Was vor Jahren noch Mangelware war, gibt es inzwischen an jeder Straßenecke zu kaufen. Vietnam gehört zu den Billiglohnländern, in die internationale Firmen gern die Produktion verlagern. Nach amtlichen Angaben liegt das Wirtschaftswachstum derzeit bei sieben Prozent. Es verspricht den Investoren satte Gewinne. 1994 wusch man in Vietnam seine Wäsche noch mit Kernseife und Waschpaste. Die Kleidung der Menschen war angegraut und fleckig. Inzwischen werden Markenwaschmittel mit optischen Aufhellern im Land zwischen dem Roten Fluss und dem Mekong billig produziert und haben auch in vietnamesischen Haushalten Einzug gehalten.

Als Vietnams Wirtschaft zu Beginn der neunziger Jahre zu boomen begann, profitierte sie von den Potenzialen der asiatischen »Tigerstaaten«, die nach dem Zusammenbruch des realsozialistischen Rates für gegenseitige Wirtschaftshilfe Vietnams wichtigste Handelspartner geworden waren. Einst hatte Europa seine Produktion von Textilien und Schuhen in die »Tigerstaaten« verlagert. Im Laufe der Jahrzehnte stiegen dort die Lohnkosten, und viele Betriebe wanderten 1990 nach China und Vietnam ab, wo die Löhne niedriger waren und Wirtschaftsreformen ausländische Investitionen möglich gemacht hatten.
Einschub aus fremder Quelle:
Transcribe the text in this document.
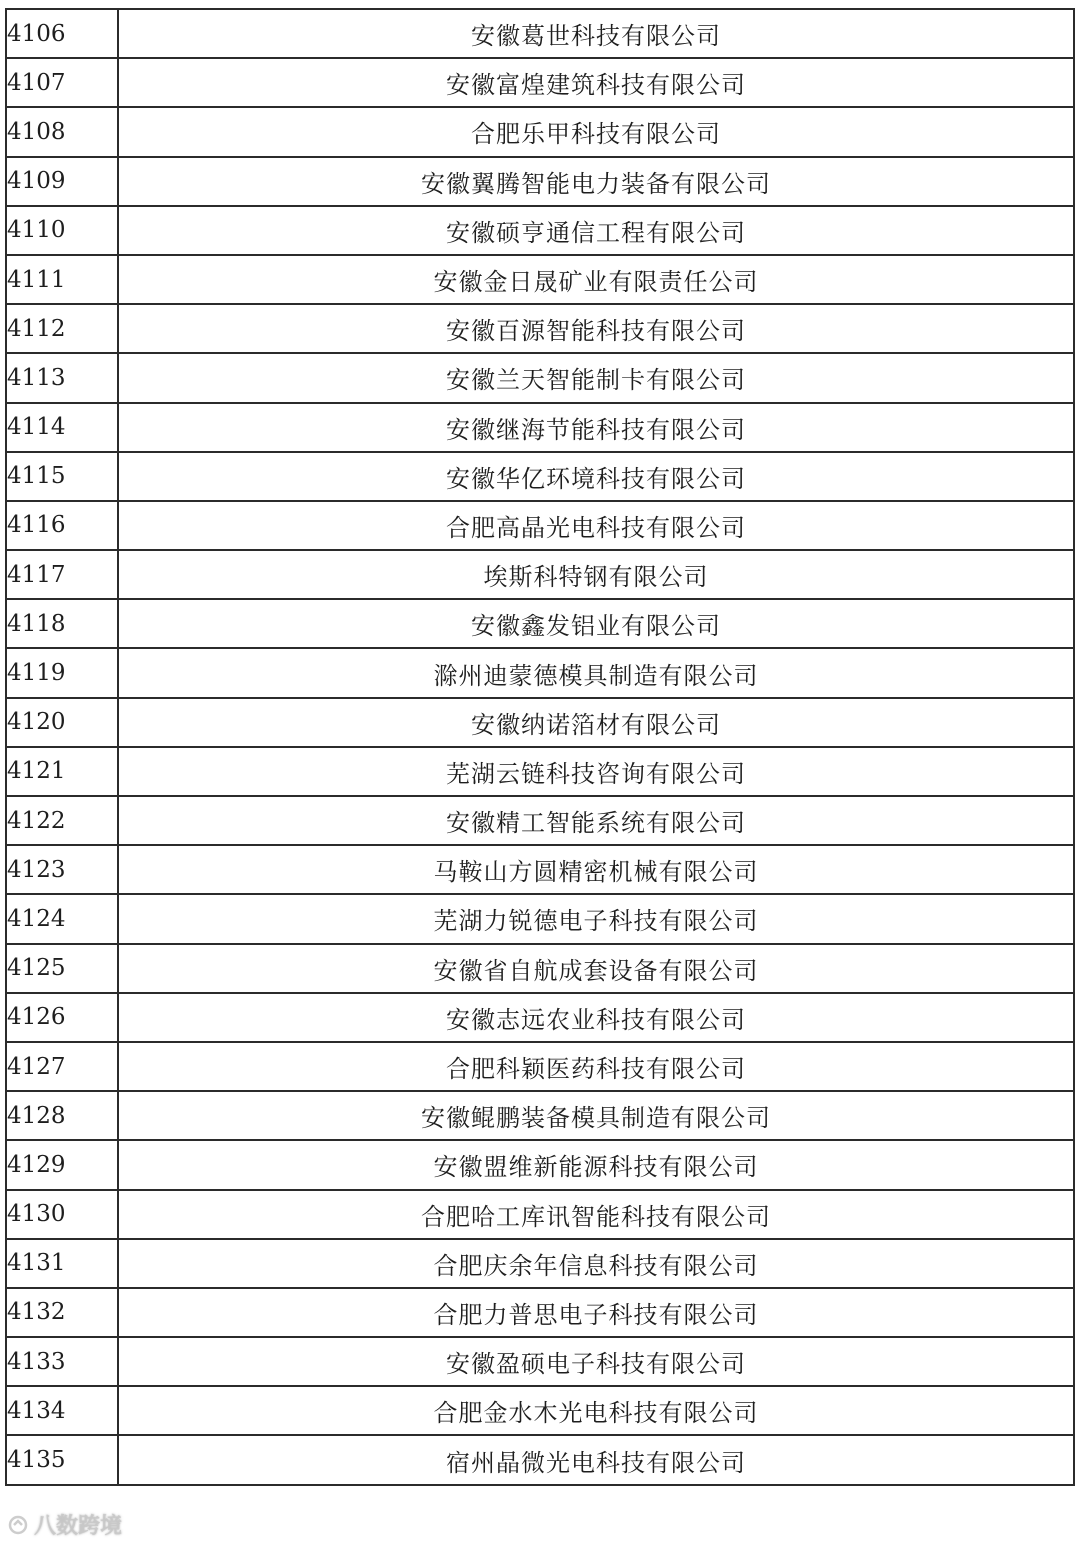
4106	安徽葛世科技有限公司
4107	安徽富煌建筑科技有限公司
4108	合肥乐甲科技有限公司
4109	安徽翼腾智能电力装备有限公司
4110	安徽硕亨通信工程有限公司
4111	安徽金日晟矿业有限责任公司
4112	安徽百源智能科技有限公司
4113	安徽兰天智能制卡有限公司
4114	安徽继海节能科技有限公司
4115	安徽华亿环境科技有限公司
4116	合肥高晶光电科技有限公司
4117	埃斯科特钢有限公司
4118	安徽鑫发铝业有限公司
4119	滁州迪蒙德模具制造有限公司
4120	安徽纳诺箔材有限公司
4121	芜湖云链科技咨询有限公司
4122	安徽精工智能系统有限公司
4123	马鞍山方圆精密机械有限公司
4124	芜湖力锐德电子科技有限公司
4125	安徽省自航成套设备有限公司
4126	安徽志远农业科技有限公司
4127	合肥科颖医药科技有限公司
4128	安徽鲲鹏装备模具制造有限公司
4129	安徽盟维新能源科技有限公司
4130	合肥哈工库讯智能科技有限公司
4131	合肥庆余年信息科技有限公司
4132	合肥力普思电子科技有限公司
4133	安徽盈硕电子科技有限公司
4134	合肥金水木光电科技有限公司
4135	宿州晶微光电科技有限公司
八数跨境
Als die Wirtschaft nach der Asienkrise 1997 stagnierte, zogen sich viele Investoren zurück. Erst seit 2001 erholte sich die Wirtschaft im Sog des Booms im benachbarten China wieder, die Fortsetzung des Wachstumskurses erfordert jedoch einen ständigen Zustrom an ausländischem Kapital. Die Investitionen sollen nach dem Willen vietnamesischer Politiker auch aus Deutschland kommen. Das Volumen des Handels zwischen Deutschland und Vietnam hat sich seit 1996 mehr als verdoppelt, doch unter den Investoren nimmt Deutschland nur einen bescheidenen 21. Platz ein.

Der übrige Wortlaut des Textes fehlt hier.